One only has to encounter these regular dust blizzards in the vicinity of a CAFO to wonder what those airborne particles might be made from, Smith says. But rather than just speculate, he and Cobb set up high-volume dust samplers during dinner-hour periods in the spring and fall of this year to find out.
Their pilot-scale sampling turned up steroid-laced dust blowing off of 12 CAFOs (five measured around April and all dozen measured in the month leading up to Nov. 12). Values tended to be higher in spring, where peak concentrations of trenbolone metabolites, depending on the compound, ranged from 30 to 83 nanograms per gram of dust.
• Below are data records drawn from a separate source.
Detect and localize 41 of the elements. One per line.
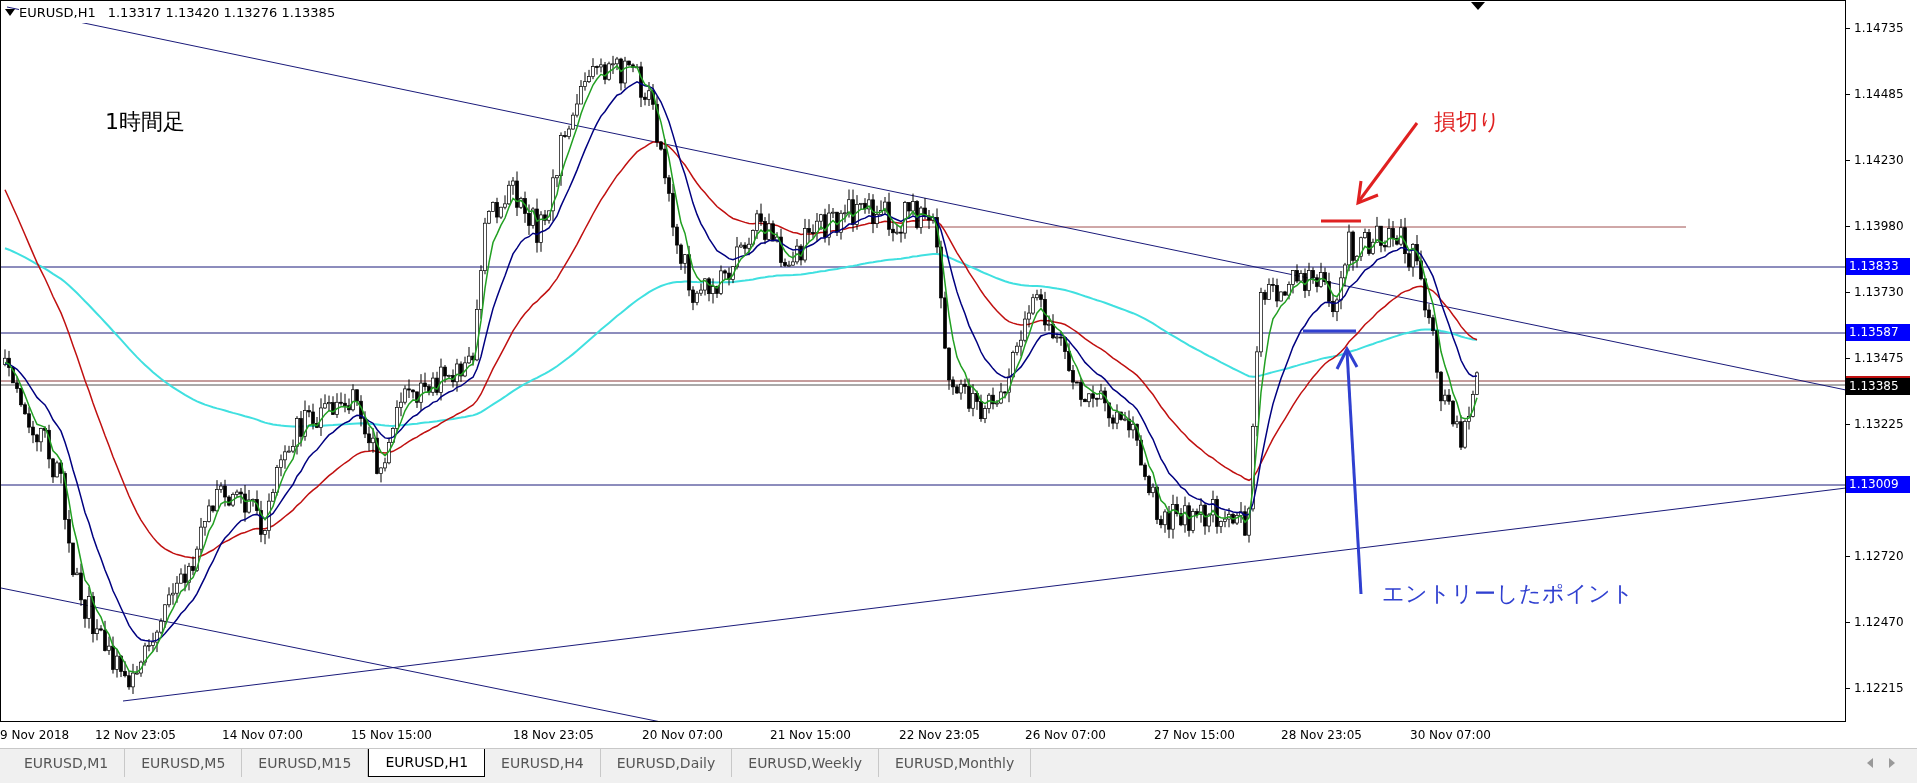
scroll-right-icon[interactable]	[1889, 758, 1895, 768]
time-axis-label: 14 Nov 07:00	[222, 727, 303, 744]
current-price-tag: 1.13385	[1846, 376, 1910, 395]
price-axis-label: 1.13980	[1854, 218, 1904, 235]
scroll-left-icon[interactable]	[1867, 758, 1873, 768]
time-axis-label: 22 Nov 23:05	[899, 727, 980, 744]
time-axis-label: 30 Nov 07:00	[1410, 727, 1491, 744]
price-level-tag: 1.13587	[1846, 324, 1910, 341]
price-level-tag: 1.13009	[1846, 476, 1910, 493]
chart-tab[interactable]: EURUSD,Weekly	[732, 749, 879, 777]
price-axis-label: 1.13475	[1854, 350, 1904, 367]
price-axis-label: 1.14485	[1854, 86, 1904, 103]
time-axis-label: 20 Nov 07:00	[642, 727, 723, 744]
price-level-tag: 1.13833	[1846, 258, 1910, 275]
timeframe-label: 1時間足	[105, 111, 185, 133]
time-axis-label: 15 Nov 15:00	[351, 727, 432, 744]
chart-tab[interactable]: EURUSD,H1	[368, 749, 486, 777]
chart-tab[interactable]: EURUSD,H4	[485, 749, 601, 777]
time-axis-label: 18 Nov 23:05	[513, 727, 594, 744]
price-axis-label: 1.12215	[1854, 680, 1904, 697]
price-axis-label: 1.13225	[1854, 416, 1904, 433]
time-axis-label: 9 Nov 2018	[0, 727, 70, 744]
caret-icon	[5, 8, 15, 17]
price-axis-label: 1.12720	[1854, 548, 1904, 565]
price-axis-label: 1.14230	[1854, 152, 1904, 169]
time-axis-label: 12 Nov 23:05	[95, 727, 176, 744]
price-axis-label: 1.13730	[1854, 284, 1904, 301]
stop-loss-marker	[1321, 219, 1361, 223]
time-axis-label: 28 Nov 23:05	[1281, 727, 1362, 744]
time-axis-label: 21 Nov 15:00	[770, 727, 851, 744]
entry-marker	[1303, 329, 1356, 333]
time-axis-label: 26 Nov 07:00	[1025, 727, 1106, 744]
price-axis-label: 1.14735	[1854, 20, 1904, 37]
time-axis-label: 27 Nov 15:00	[1154, 727, 1235, 744]
stop-loss-label: 損切り	[1434, 111, 1501, 133]
chart-tab[interactable]: EURUSD,M5	[125, 749, 243, 777]
chart-tab[interactable]: EURUSD,Daily	[600, 749, 733, 777]
entry-point-label: エントリーしたポイント	[1382, 583, 1634, 605]
chart-tab[interactable]: EURUSD,Monthly	[879, 749, 1032, 777]
chart-tab[interactable]: EURUSD,M1	[8, 749, 126, 777]
price-axis-label: 1.12470	[1854, 614, 1904, 631]
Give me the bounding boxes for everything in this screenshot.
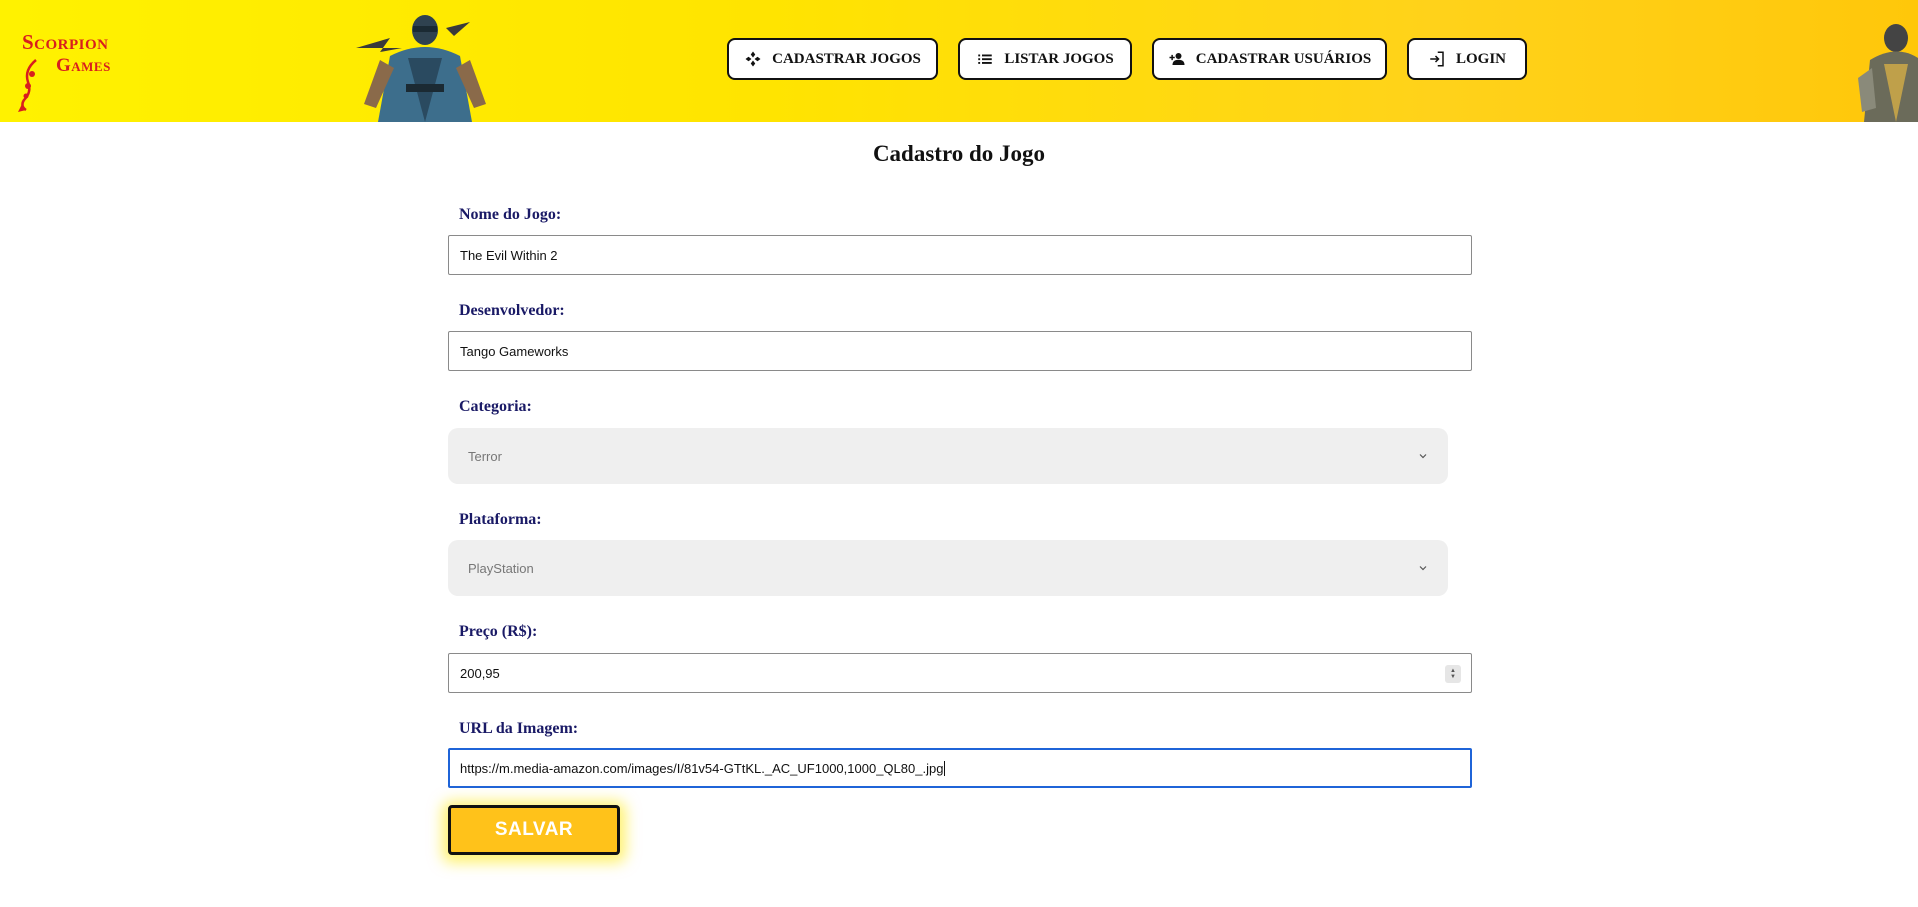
logo-text-line1: Scorpion: [22, 30, 109, 54]
image-url-input[interactable]: https://m.media-amazon.com/images/I/81v5…: [448, 748, 1472, 788]
price-input[interactable]: 200,95 ▲ ▼: [448, 653, 1472, 693]
nav-login-button[interactable]: LOGIN: [1407, 38, 1527, 80]
nav-listar-jogos-button[interactable]: LISTAR JOGOS: [958, 38, 1132, 80]
gamepad-icon: [745, 51, 761, 67]
platform-selected-value: PlayStation: [468, 560, 534, 576]
category-selected-value: Terror: [468, 448, 502, 464]
developer-label: Desenvolvedor:: [459, 302, 565, 319]
chevron-down-icon: [1419, 566, 1427, 571]
platform-select[interactable]: PlayStation: [448, 540, 1448, 596]
price-label: Preço (R$):: [459, 623, 538, 640]
game-name-value: The Evil Within 2: [460, 247, 558, 263]
nav-cadastrar-jogos-label: CADASTRAR JOGOS: [772, 50, 921, 67]
image-url-label: URL da Imagem:: [459, 720, 579, 737]
platform-label: Plataforma:: [459, 511, 542, 528]
chevron-down-icon: [1419, 454, 1427, 459]
image-url-value: https://m.media-amazon.com/images/I/81v5…: [460, 760, 944, 776]
nav-listar-jogos-label: LISTAR JOGOS: [1004, 50, 1114, 67]
price-value: 200,95: [460, 665, 500, 681]
nav-cadastrar-usuarios-button[interactable]: CADASTRAR USUÁRIOS: [1152, 38, 1387, 80]
scorpion-games-logo[interactable]: Scorpion Games: [16, 30, 126, 116]
category-select[interactable]: Terror: [448, 428, 1448, 484]
page-title: Cadastro do Jogo: [872, 141, 1046, 166]
login-icon: [1430, 51, 1444, 67]
category-label: Categoria:: [459, 398, 532, 415]
text-caret: [944, 760, 946, 776]
developer-input[interactable]: Tango Gameworks: [448, 331, 1472, 371]
scorpion-fighter-illustration: [1858, 24, 1918, 122]
site-header: Scorpion Games CADASTRAR JOGOS LISTAR JO…: [0, 0, 1918, 122]
save-button[interactable]: SALVAR: [448, 805, 620, 855]
nav-cadastrar-jogos-button[interactable]: CADASTRAR JOGOS: [727, 38, 938, 80]
stepper-down-icon[interactable]: ▼: [1450, 674, 1456, 680]
list-icon: [978, 54, 993, 64]
logo-text-line2: Games: [56, 55, 111, 76]
nav-login-label: LOGIN: [1455, 50, 1506, 67]
game-name-input[interactable]: The Evil Within 2: [448, 235, 1472, 275]
developer-value: Tango Gameworks: [460, 343, 569, 359]
price-stepper[interactable]: ▲ ▼: [1445, 665, 1461, 683]
game-name-label: Nome do Jogo:: [459, 206, 562, 223]
ninja-fighter-illustration: [356, 15, 486, 122]
nav-cadastrar-usuarios-label: CADASTRAR USUÁRIOS: [1195, 50, 1372, 67]
add-user-icon: [1169, 53, 1185, 65]
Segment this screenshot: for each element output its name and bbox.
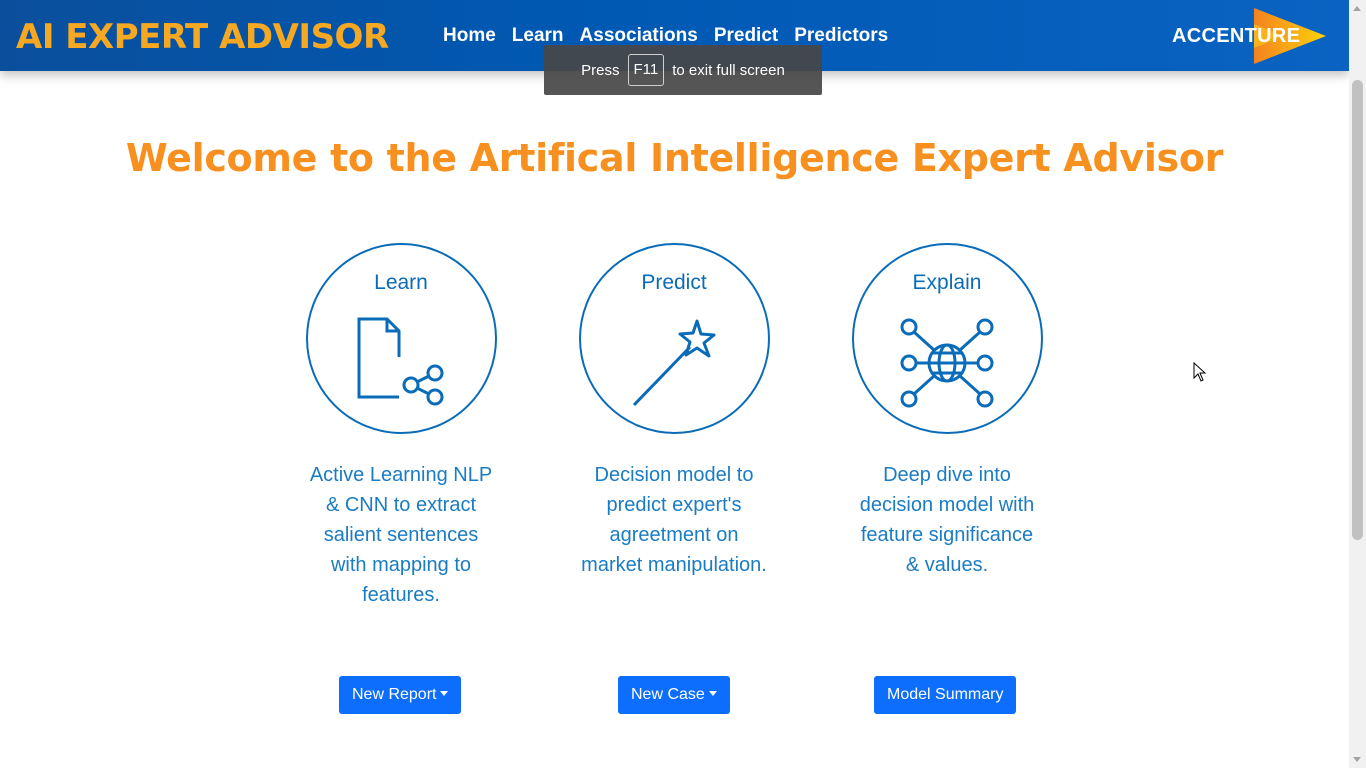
scroll-up-arrow-icon[interactable] [1353,6,1361,11]
dropdown-caret-icon [708,691,717,696]
desc-line: Active Learning NLP [309,464,493,486]
desc-line: features. [362,584,440,606]
desc-line: & CNN to extract [325,494,477,516]
button-label: New Case [631,686,705,703]
button-label: New Report [352,686,437,703]
desc-line: predict expert's [606,494,742,516]
feature-circle-explain[interactable]: Explain [851,243,1043,434]
feature-predict: Predict Decision model to predict expert… [574,243,774,580]
nav-link-home[interactable]: Home [443,24,496,48]
accenture-logo[interactable]: ACCENTURE [1172,8,1332,64]
fullscreen-toast: Press F11 to exit full screen [544,45,822,95]
desc-line: market manipulation. [581,554,767,576]
scroll-down-arrow-icon[interactable] [1353,757,1361,762]
desc-line: agreetment on [609,524,739,546]
feature-learn: Learn Active Learning NLP & CNN to extra… [301,243,501,610]
desc-line: salient sentences [323,524,479,546]
feature-circle-predict[interactable]: Predict [578,243,770,434]
vertical-scrollbar[interactable] [1349,0,1366,768]
new-case-button[interactable]: New Case [618,676,730,714]
toast-key: F11 [627,54,665,86]
network-globe-icon [900,318,994,408]
dropdown-caret-icon [440,691,449,696]
desc-line: & values. [905,554,989,576]
feature-description-learn: Active Learning NLP & CNN to extract sal… [301,460,501,610]
button-label: Model Summary [887,686,1004,703]
desc-line: with mapping to [330,554,472,576]
brand-title[interactable]: AI EXPERT ADVISOR [16,17,389,57]
desc-line: decision model with [859,494,1035,516]
magic-wand-icon [632,319,716,407]
document-share-icon [357,317,444,406]
feature-circle-learn[interactable]: Learn [305,243,497,434]
feature-title: Explain [912,271,982,294]
model-summary-button[interactable]: Model Summary [874,676,1017,714]
scrollbar-thumb[interactable] [1352,80,1363,540]
new-report-button[interactable]: New Report [339,676,462,714]
feature-title: Predict [641,271,707,294]
desc-line: Decision model to [594,464,754,486]
desc-line: feature significance [860,524,1034,546]
feature-title: Learn [374,271,428,294]
accenture-wordmark: ACCENTURE [1172,25,1301,47]
mouse-cursor-icon [1193,362,1207,382]
feature-explain: Explain Deep dive into decision model wi… [847,243,1047,580]
page-title: Welcome to the Artifical Intelligence Ex… [125,136,1224,180]
desc-line: Deep dive into [883,464,1011,486]
toast-prefix: Press [581,61,620,79]
feature-description-predict: Decision model to predict expert's agree… [574,460,774,580]
feature-description-explain: Deep dive into decision model with featu… [847,460,1047,580]
toast-suffix: to exit full screen [672,61,785,79]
In the fall, they tended to peak at between 5 and 29 ng/g.
To date, when people study excreted livestock hormones, “all of the emphasis has been on water and runoff,” Smith says. “And I understand that perspective, because I’ve lived in areas where rain, fog and dew are prevalent. But that’s not the case here.”
The obvious question is: What do these concentrations mean? Are they unhealthy — that is, unhealthier than breathing in dust generally? “We have no idea,” he says, “but we will be trying to understand if this is something we should be worried about. Like is it bioavailable? How quickly do these [pollutants] degrade? And how far do they travel?”
Adds Cobb, it’s also important to learn whether these drugs preferentially attach to certain size dust particles — like maybe the especially tiny motes that can be inhaled deeply into lungs. Indeed, work at Texas Tech and elsewhere has shown small dust particles can travel long distances, crossing continents and even oceans.